The director dishes on Alan Grant and Ellie Sattler’s return and previews the exclusive footage coming to IMAX theaters this summer.

Everyone's favorite rampaging dinosaurs are stomping into theaters — literally.

Jurassic World: Dominion won't debut until June 10, 2022, but Universal has announced that starting June 25, a five-minute teaser for the film will play exclusively before IMAX showings of F9. It's the first real look at the sixth Jurassic movie, which will unite Chris Pratt and Bryce Dallas Howard with original franchise stars Sam Neill, Laura Dern, and Jeff Goldblum, and on Wednesday, EW caught up with director Colin Trevorrow for a preview of the new footage.

The five-minute teaser starts 65 million years before Jurassic Park was so much as a twinkle in John Hammond's eye: These are not the dinosaurs of Isla Nublar, but the original creatures at the height of their power, grazing in ancient fields and soaring above rivers.
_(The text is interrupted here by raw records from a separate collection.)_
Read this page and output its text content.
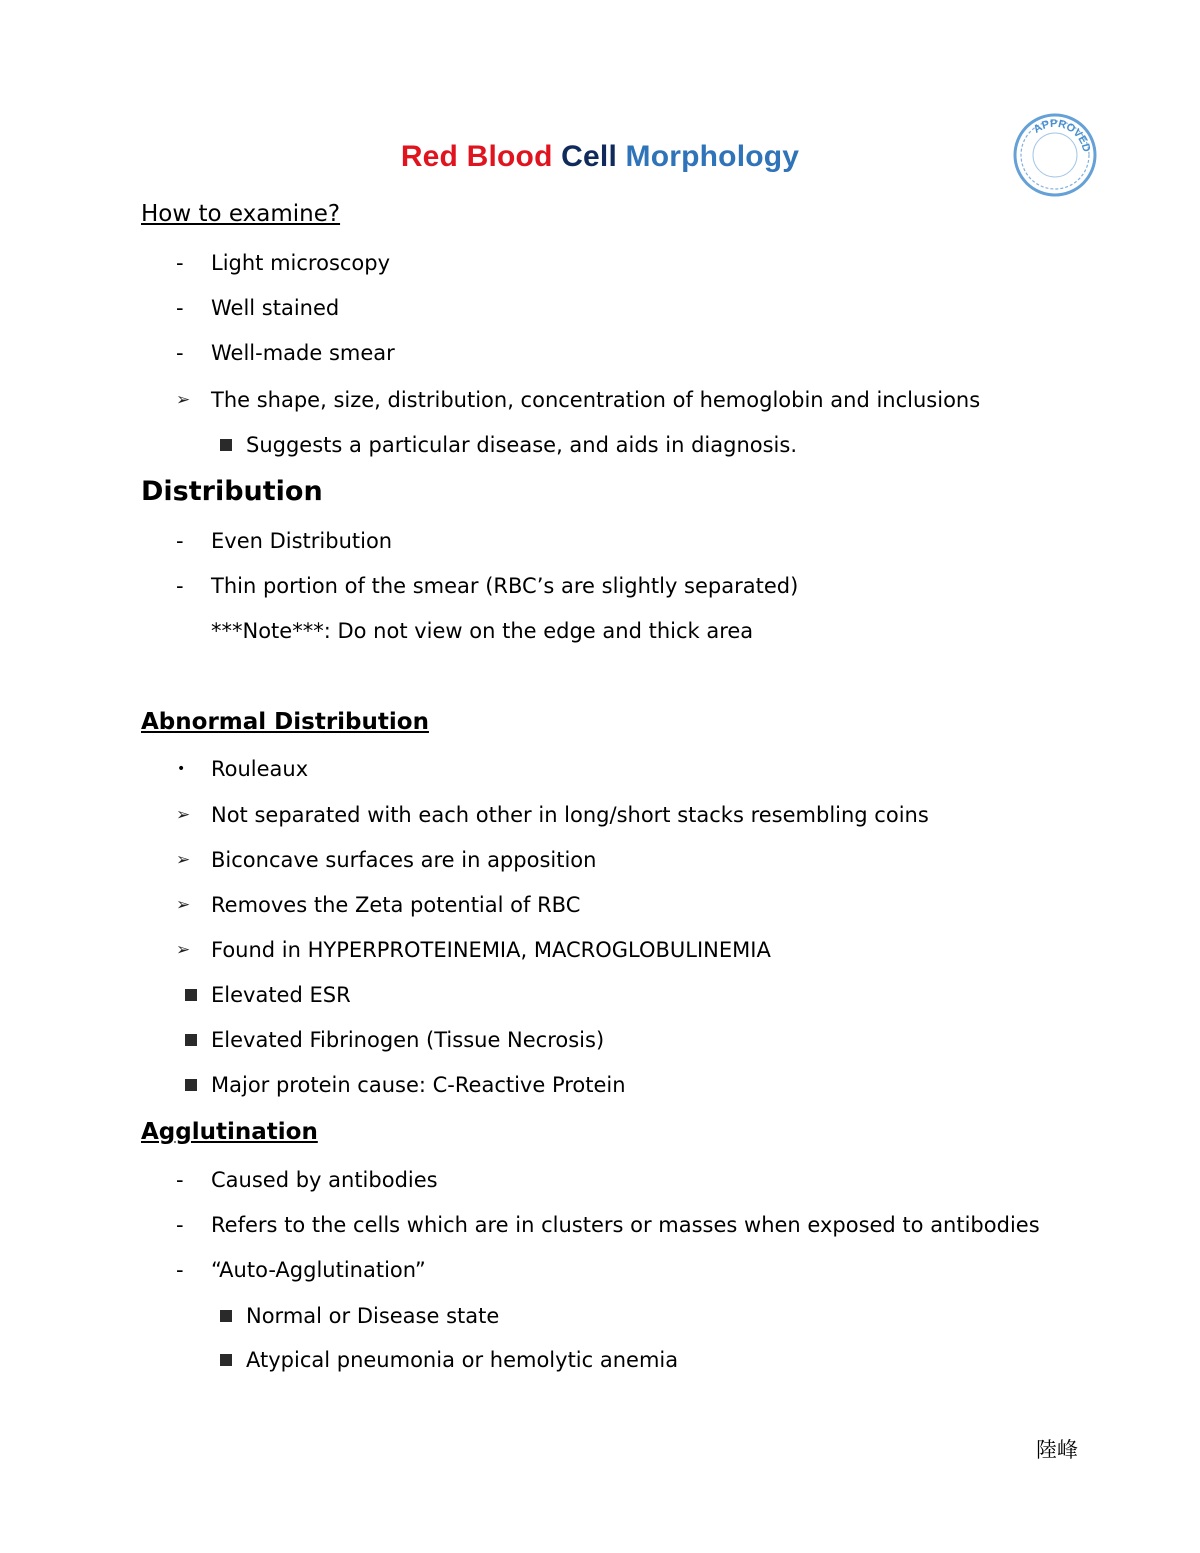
Red Blood Cell Morphology
APPROVED
How to examine?
- Light microscopy
- Well stained
- Well-made smear
➢ The shape, size, distribution, concentration of hemoglobin and inclusions
Suggests a particular disease, and aids in diagnosis.
Distribution
- Even Distribution
- Thin portion of the smear (RBC’s are slightly separated)
***Note***: Do not view on the edge and thick area
Abnormal Distribution
• Rouleaux
➢ Not separated with each other in long/short stacks resembling coins
➢ Biconcave surfaces are in apposition
➢ Removes the Zeta potential of RBC
➢ Found in HYPERPROTEINEMIA, MACROGLOBULINEMIA
Elevated ESR
Elevated Fibrinogen (Tissue Necrosis)
Major protein cause: C-Reactive Protein
Agglutination
- Caused by antibodies
- Refers to the cells which are in clusters or masses when exposed to antibodies
- “Auto-Agglutination”
Normal or Disease state
Atypical pneumonia or hemolytic anemia
陸峰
The clip also introduces several never-before-seen dinos and teases an encounter between a certain prehistoric mosquito and a familiar T-rex.
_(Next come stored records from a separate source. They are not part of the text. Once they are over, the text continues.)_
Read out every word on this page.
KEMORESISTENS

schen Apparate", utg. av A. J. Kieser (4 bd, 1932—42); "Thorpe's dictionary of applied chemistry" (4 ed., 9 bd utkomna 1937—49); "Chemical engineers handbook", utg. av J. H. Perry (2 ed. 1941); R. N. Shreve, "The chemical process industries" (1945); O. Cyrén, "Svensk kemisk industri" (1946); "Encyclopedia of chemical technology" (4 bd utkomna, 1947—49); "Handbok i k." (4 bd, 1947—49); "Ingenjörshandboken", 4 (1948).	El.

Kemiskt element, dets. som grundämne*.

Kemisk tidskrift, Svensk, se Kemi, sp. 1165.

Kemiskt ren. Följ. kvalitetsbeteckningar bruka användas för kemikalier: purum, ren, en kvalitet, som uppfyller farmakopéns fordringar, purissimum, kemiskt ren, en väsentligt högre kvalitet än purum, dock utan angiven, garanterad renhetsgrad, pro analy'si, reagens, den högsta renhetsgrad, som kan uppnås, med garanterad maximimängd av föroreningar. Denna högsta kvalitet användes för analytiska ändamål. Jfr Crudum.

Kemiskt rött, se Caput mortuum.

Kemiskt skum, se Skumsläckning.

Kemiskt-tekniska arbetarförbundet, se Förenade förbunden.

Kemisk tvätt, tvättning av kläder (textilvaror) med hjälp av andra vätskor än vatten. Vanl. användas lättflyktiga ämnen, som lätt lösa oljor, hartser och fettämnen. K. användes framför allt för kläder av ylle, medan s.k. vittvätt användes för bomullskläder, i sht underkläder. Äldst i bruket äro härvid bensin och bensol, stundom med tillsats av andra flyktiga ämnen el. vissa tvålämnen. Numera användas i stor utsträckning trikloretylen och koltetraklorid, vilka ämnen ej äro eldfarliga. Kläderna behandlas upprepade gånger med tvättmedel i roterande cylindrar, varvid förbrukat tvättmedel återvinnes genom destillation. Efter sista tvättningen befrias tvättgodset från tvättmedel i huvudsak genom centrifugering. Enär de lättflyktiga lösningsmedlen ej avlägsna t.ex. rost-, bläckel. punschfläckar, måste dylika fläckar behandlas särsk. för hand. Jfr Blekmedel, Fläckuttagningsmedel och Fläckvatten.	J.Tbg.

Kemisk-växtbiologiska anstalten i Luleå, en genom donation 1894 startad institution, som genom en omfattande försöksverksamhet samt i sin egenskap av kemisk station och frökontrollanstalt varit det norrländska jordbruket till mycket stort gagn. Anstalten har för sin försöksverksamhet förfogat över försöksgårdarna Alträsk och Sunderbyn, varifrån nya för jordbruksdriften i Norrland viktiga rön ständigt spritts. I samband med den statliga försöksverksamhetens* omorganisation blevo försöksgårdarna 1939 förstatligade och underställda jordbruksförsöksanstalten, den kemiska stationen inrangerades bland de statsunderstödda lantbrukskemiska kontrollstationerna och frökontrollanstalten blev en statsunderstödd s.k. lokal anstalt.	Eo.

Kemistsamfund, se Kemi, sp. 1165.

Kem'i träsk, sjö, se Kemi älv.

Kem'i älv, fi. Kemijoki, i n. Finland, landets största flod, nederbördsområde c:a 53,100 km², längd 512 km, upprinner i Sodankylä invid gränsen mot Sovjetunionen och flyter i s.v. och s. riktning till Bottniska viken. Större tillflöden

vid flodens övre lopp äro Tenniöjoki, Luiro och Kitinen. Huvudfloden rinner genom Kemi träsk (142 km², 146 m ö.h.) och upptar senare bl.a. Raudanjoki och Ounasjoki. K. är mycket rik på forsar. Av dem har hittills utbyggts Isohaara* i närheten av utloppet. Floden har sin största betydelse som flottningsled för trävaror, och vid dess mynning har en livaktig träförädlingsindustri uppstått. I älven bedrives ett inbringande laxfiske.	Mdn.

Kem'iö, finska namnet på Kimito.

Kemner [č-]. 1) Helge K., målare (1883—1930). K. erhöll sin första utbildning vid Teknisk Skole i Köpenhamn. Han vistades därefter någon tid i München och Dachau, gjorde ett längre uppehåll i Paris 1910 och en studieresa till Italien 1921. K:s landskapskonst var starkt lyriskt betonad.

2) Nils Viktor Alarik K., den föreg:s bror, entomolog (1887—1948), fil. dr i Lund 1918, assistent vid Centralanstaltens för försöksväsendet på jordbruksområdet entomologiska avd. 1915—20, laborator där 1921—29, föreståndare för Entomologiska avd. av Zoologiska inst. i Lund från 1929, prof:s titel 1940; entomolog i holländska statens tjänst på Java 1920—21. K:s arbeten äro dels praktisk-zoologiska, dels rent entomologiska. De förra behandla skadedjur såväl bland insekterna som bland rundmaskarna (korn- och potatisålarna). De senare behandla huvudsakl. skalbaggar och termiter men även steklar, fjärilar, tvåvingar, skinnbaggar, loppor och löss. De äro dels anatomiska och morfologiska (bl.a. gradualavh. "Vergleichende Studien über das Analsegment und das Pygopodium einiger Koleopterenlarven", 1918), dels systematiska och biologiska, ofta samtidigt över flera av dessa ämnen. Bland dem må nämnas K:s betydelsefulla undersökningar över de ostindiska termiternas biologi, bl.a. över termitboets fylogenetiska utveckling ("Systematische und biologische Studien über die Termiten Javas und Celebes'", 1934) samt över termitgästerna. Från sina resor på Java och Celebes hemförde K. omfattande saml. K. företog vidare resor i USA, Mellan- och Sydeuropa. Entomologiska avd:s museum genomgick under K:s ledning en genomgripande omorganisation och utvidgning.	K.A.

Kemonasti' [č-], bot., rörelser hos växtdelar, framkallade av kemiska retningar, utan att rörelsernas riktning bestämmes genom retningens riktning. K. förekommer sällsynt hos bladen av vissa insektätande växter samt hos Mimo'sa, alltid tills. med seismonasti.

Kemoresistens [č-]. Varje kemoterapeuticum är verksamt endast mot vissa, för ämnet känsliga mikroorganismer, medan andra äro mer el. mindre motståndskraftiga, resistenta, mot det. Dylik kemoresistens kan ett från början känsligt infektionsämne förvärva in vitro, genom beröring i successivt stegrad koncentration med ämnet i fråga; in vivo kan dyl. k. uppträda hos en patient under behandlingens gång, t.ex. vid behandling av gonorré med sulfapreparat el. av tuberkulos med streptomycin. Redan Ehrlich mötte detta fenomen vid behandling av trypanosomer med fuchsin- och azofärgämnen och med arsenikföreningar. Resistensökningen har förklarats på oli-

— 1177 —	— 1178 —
"It begins the story that we're telling in Dominion," Trevorrow explains. "It's a bit of a self-indulgent thing for the child in me because I always wanted to see dinosaurs as they were in the Cretaceous period."

A scene from 'Jurassic World: Dominion'
| Credit: Universal Pictures

Later, the footage cuts to the present day, picking up after the events of 2018's Jurassic World: Fallen Kingdom. Dinosaurs have been released into the modern world, and we see a T-rex dashing through a drive-in movie theater. There's also a brief cameo by Trevorrow's son, who also popped up in the beginning of the original Jurassic World as the kid riding a triceratops. Since then, Trevorrow says, his son has come up with a whole character arc. "He originally suggested that he died in the first one, and I was like, 'That's really dark, man, we can't do that!'" he adds with a laugh.

The director says he originally wrote the drive-in scene years ago with co-writer Emily Carmichael, but watching it in 2021, it feels like a particularly apt love letter to movie theaters, many of which are slowly starting to reopen in the wake of the COVID-19 pandemic.

"To suddenly have a scene where a T-rex is tearing up a drive-in as we're finally getting back into movie theaters is certainly not something we could've predicted," he says. "It gets meta in a way that was never planned."

Jurassic World: Dominion was initially scheduled for release this month, before the pandemic shuttered theaters and delayed production last year. Filming wrapped in late 2020, and Trevorrow says he's currently working on the visual effects and sound mix. Despite the challenges of the pandemic, he says returning to the franchise after 2015's Jurassic World has been a thrill — with a few challenges. Some of the problems have been technical, like figuring out Dominion's even bigger scale: On the first Jurassic World, for example, they had one animatronic dinosaur, but on Dominion, the crew built about 18 animatronics of varying sizes.

A new poster for 'Jurassic World: Dominion'
| Credit: Universal Pictures

But his biggest challenge, he says, was telling the right story, one he views as "a culmination of six movies."

"I'm a little older," he says. "I don't quite have the confidence I used to. I was very confident on that first movie, but as you make more movies, I think your confidence gets chipped away at. It's the opposite of what you might expect. But it was very collaborative — and obviously unexpected because we were all living together in a hotel and sharing our lives on a daily basis, and we got to know each other really well. It was much more personal, like being at summer camp with Jeff Goldblum and Laura Dern and Sam Neill."

As for those familiar faces, Trevorrow says they were indispensable in helping him and Carmichael chart Dominion's story.

"They know their characters better than I ever could," the director says. "We did this one a little differently, and we wrote together. Emily and I worked together with each of the actors on their dialogue — not on set, but while we were at the hotel. We had these weekends, and we would sit down and write stuff together because Sam Neill knows Alan Grant better than anyone in the world. And Ellie Sattler has a lot to say about the state of the world right now, and so does Laura Dern. We wanted to make sure that we reflected that, and it wasn't just some surface-level thing."